Republicans in the Florida Legislature passed and Gov. Rick Scott signed HB 1355, legislation designed to suppress the votes of minorities, working women and young people.
Since President Barack Obama won Florida, the strategy backfired. More important, the GOP needs an attitude adjustment, for its own good.
According to the new census, minorities have become the majority in the United States. Any party that wants to compete nationally and in more and more states can't ignore black and especially Hispanic voters. President Obama won a second term -- despite the unemployment rate being above 8 percent for most of his term -- by forming a coalition of blacks, Hispanics, women and the young.
Yes, the president got a smaller percentage of the 18-29 vote than he did four years ago. Yet young voters, against all predictions, increased their turnout. They were 18 percent of the electorate in 2008, and 19 percent in 2012. Yes, in the Midwest the Obama campaign team supplemented the coalition with working-class white men, especially those who have jobs because of the auto bailout.
But black voters had not lost their enthusiasm for the first black president, and Hispanic voters overwhelmingly rejected Mr. Romney, whose proposal for illegal immigrants was "self-deportation." Mr. Obama got 71 percent of the Hispanic vote. Mr. Romney got 27 percent, 15 points fewer than John McCain. Mr. Obama got 55 percent of the female vote.
Hispanic turnout was key in the new southwest swing-state region -- Colorado, Nevada and New Mexico. It also was big in Florida, where Hispanics comprised 55 percent of the population growth between 2000 and 2010. The state is 22.5 percent Hispanic, compared to 16.8 percent 12 years ago. By 2030, according to Florida's Office of Economic and Demographic Research, Hispanics will make up 26.5 percent of the state's population.
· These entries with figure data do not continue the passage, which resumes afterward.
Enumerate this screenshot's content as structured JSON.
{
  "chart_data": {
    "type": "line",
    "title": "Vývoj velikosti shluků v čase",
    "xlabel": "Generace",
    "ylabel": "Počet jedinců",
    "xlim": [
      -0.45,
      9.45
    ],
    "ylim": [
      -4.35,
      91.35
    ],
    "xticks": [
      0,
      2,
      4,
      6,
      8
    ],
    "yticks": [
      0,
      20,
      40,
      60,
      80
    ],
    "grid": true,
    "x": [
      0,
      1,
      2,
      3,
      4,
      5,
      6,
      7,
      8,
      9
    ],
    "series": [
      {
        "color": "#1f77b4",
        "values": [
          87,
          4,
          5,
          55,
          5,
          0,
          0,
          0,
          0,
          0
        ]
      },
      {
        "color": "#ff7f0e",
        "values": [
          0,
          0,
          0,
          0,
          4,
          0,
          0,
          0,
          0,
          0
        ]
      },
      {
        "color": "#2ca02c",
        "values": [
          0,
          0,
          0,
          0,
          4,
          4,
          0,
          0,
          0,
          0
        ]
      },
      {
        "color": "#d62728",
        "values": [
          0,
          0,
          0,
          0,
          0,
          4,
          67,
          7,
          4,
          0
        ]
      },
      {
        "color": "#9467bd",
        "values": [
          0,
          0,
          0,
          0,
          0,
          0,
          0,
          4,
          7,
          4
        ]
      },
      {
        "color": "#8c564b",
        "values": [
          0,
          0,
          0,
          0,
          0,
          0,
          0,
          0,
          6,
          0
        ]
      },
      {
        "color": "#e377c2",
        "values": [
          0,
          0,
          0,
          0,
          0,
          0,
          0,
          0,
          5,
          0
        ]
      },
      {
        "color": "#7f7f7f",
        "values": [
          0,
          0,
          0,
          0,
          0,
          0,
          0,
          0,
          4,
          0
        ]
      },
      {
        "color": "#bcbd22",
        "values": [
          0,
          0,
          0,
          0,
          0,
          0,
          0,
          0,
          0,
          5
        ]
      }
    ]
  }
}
But to really understand where the Florida electorate is trending, and why Republicans really have to adjust, consider this:
President Obama won 60 percent of the Latino vote in Florida. The big news, though, is that Mr. Obama won the Cuban-American vote in Florida. No Democrat had done that.
For decades, the "Hispanic vote" in Florida was hard-line Cuban-Americans in and around Miami, who were solidly Republican. Candidates would eat the obligatory lunch at Versailles Restaurant, make the obligatory stop at domino tables on Calle Ocho and issue the obligatory denunciation of Fidel Castro.
These days, though, more and more Cuban-Americans also are clustered in the Tampa area. Younger, separated from the daily indoctrination by Spanish-language radio in Miami, their issue is not Fidel Castro. They liked it that President Obama made it easier for Cuban-Americans to visit families on the island. Many not only would like all travel restrictions lifted but would like the United States to end the half-century-old Cuba trade embargo. Tampa International Airport expects $650,000 in new revenue this year from Cuba traffic.
Meanwhile, Republicans in the Legislature passed a bill designed to hurt companies that operate in Florida and do business with Cuba.
The overall Latino vote in Florida also is less Cuban. Puerto Ricans, most of whom are Democrats, have flocked to the Orlando area. Osceola County, home to Disney World, is 45.5 percent Hispanic, and it gave President Obama 8,000 more votes than in 2008. (Mr. Obama got 38,000 fewer votes this year in Palm Beach County.) A rising star is new state Sen. Darren Soto, who is Puerto Rican-Italian. In rural North Florida, a Republican stronghold, only one county is at least 10 percent Hispanic.
But back to last year's voter-suppression bill from Tallahassee. The GOP thinking has been that the shift in the electorate doesn't favor Republicans. Rather than appeal to those groups, the GOP wants to make it harder for them to vote.
In that 2011 bill were severe restrictions -- struck down by the courts -- on voter-registration groups. The bill changed the schedule for early voting, which is more popular with minorities, especially blacks. Gone was early voting on the last Sunday before Election Day. The bill also made it harder for voters who go to the wrong precinct to cast regular ballots. Young people tend to be more transient. Provisional ballots are rejected at a much higher rate than regular ballots.
Republicans in Florida will point to Sen. Marco Rubio. The asterisk is that he will have to divorce the tea party on immigration. They will note that the GOP kept the U.S. House and strong majorities in the Legislature. The asterisk is that the party got a boost from Republican-drawn districts.
Republicans cast themselves as defenders of free enterprise. Yet they alienate the political market of the future. As Jeb Bush has said, if the GOP waits too long, even the best sales pitch won't work.